Jeremy Clarkson

Jeremy Clarkson

Clarkson on: off-roaders

Imagine how you'd feel if you'd bought a tin of custard powder, added it to water and found the resultant explosion put the entire gable end of your house in Humberside. You'd be cross if it said custard powder on what was actually a tin of fertiliser, sodium and ammonia.

And I'm sure I'd be cross if I bought a BMW X5. It looks like a big off-road car. It feels like a big off-road car. And at £45,000, it's sure as hell priced like a big off-road car. But if you go off-road in it, you'd better hope there's a stout pair of shoes in the boot for the walk home.

What normally happens when you go off-road in a big four-wheel-drive car is that when it gets stuck, you stab away at the various levers and push whatever buttons you can find on the dash until eventually it starts to move again. But in the X5, apart from a hill descent speed control, which they nicked from Land Rover, there is nothing. You may as well poke away at the heater vents. Or pick your nose.

And it's the same with Toyota's entry-level RAV4. It looks good and, with a price tag of £18,000, seems like good value. But it only has two-wheel drive.

When I asked Toyota if I could have one for a test drive, someone rang back to say: "Er... we'd love to help but we only have one on the press fleet and it's been marooned by the floods in York."

Great, so you buy an off-road car, you put up with its performance and handling shortfalls, and then when the flood of the century arrives, it gets stuck.

And Honda can stop laughing too. As you may have spotted, I've had one of these on test recently and while I can report there's plenty of space in the front, there is almost none at all underneath. The exhaust is perilously close to the road and would, for sure, be torn asunder should it ever be dragged over a sweet wrapper of some kind.The problem here is simple. Car-makers have noticed that most people with four-wheel-drive cars don't ever drive off-road. So why bother equipping them to do such a thing?

On the face of it, this seems like a sensible question, but really it's up there with ‘Why is the Moon made of cheese?'

It's like asking why anyone wants to go out to a restaurant for dinner. It's much cheaper to stay at home and suck dust mites out of the carpet. And why do vicars need churches? Surely, it would be easier to hold their religious knees-ups in a scout hut somewhere. Or the way congregations are going these days, in the vicarage cloakroom.

The computer I'm using to write this is also capable of putting me though to a Thai ladyboy in Saigon. But even though I never wish to use this facility, it's nice to know I could.

Worse. Buying an X5 or a RAV4 or an HR-V with their big, rambunctious, macho handles is like buying a computer that promises to deliver hot sex directly into your office, and then getting home to find that the best it can manage is a mocked-up Britney nipple slip.

"The computer I’m using to write this is also capable of putting me through to a Thai ladyboy in Saigon"

And it isn't just off-roaders that are failing to deliver what it says on the tin.
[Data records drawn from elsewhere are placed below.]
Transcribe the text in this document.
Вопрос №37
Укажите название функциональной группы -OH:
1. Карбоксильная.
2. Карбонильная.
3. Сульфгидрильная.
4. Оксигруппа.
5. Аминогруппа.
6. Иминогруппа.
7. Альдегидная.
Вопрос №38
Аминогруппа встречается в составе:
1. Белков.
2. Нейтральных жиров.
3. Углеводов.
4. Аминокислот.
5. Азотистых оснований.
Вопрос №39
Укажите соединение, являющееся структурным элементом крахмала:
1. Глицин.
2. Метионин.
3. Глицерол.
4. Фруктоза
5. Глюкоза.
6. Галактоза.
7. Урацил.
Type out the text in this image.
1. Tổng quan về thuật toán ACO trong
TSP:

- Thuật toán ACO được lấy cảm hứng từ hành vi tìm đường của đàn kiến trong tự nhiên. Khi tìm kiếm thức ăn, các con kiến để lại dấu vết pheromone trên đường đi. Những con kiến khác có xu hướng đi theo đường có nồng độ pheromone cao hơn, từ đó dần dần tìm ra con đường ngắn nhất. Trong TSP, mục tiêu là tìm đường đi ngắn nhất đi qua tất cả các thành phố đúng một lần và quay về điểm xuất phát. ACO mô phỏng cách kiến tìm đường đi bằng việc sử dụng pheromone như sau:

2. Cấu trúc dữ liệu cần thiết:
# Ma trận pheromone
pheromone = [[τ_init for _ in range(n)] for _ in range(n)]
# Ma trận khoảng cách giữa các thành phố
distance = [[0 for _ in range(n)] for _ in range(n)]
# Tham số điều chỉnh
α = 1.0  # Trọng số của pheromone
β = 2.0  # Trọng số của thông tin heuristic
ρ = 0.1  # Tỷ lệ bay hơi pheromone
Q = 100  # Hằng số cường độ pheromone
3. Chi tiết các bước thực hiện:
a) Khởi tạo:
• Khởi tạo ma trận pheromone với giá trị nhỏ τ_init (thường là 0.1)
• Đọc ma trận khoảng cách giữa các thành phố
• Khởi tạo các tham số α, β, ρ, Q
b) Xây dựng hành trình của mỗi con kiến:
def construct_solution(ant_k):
Look at these silly mid-range people carriers that are starting to burst forth. ‘I see, so with a body shape like that, it's obvious I get a great many seats in there'. Er, no, sir, just the five.

They point out that these cars are tall but what precisely is the advantage of that? How many people do you know who drive while standing up?

It's like those targa-topped cars that were all the rage as punk gave way to the new romantics. They were sold as convertibles so you went through six finger nails and 14 Band-Aids, and after 11 hours you finally removed the roof to leave a hole the size of two bats.

They called this wind-in-the-hair motoring. They were right. There was one hair that'd get some breeze so you'd arrive everywhere with what looked like a twig sticking out of your head.

Other offenders? Well there's Vauxhall and Ford who hide behind the Union Jack while making most of their cars in Germany. And then there's Nissan who said the Micra was as English as meat pie, even though the engine, gearboxes and bodyshells were shipped in from under the rising sun.

So far as I can tell, the only British stuff on those early cars was the bog roll that the men who made them used to wipe their bottoms.

Even Ferrari has been a culprit. Back in the early '80s, it laboured under the misapprehension that the name was good enough and that the cars could handle and go like seasoned oak. Happily, it didn't take it long to figure out that this simply isn't the case.

Let me put it this way: you take a girl out and all night long, you get the come-on. But when push comes to shove, she shoves off. How many times do you think she can do that before the whole town starts to steer clear?

BMW says that its X5 is a sports activity vehicle. And they're right. It is far more sporty than any other car of this type, but then if they'd bothered to fit it with all the stuff you need for green laning, it wouldn't be.

So I guess it does do what it says on the tin. But if you read the ingredients carefully, you'll find it doesn't have any.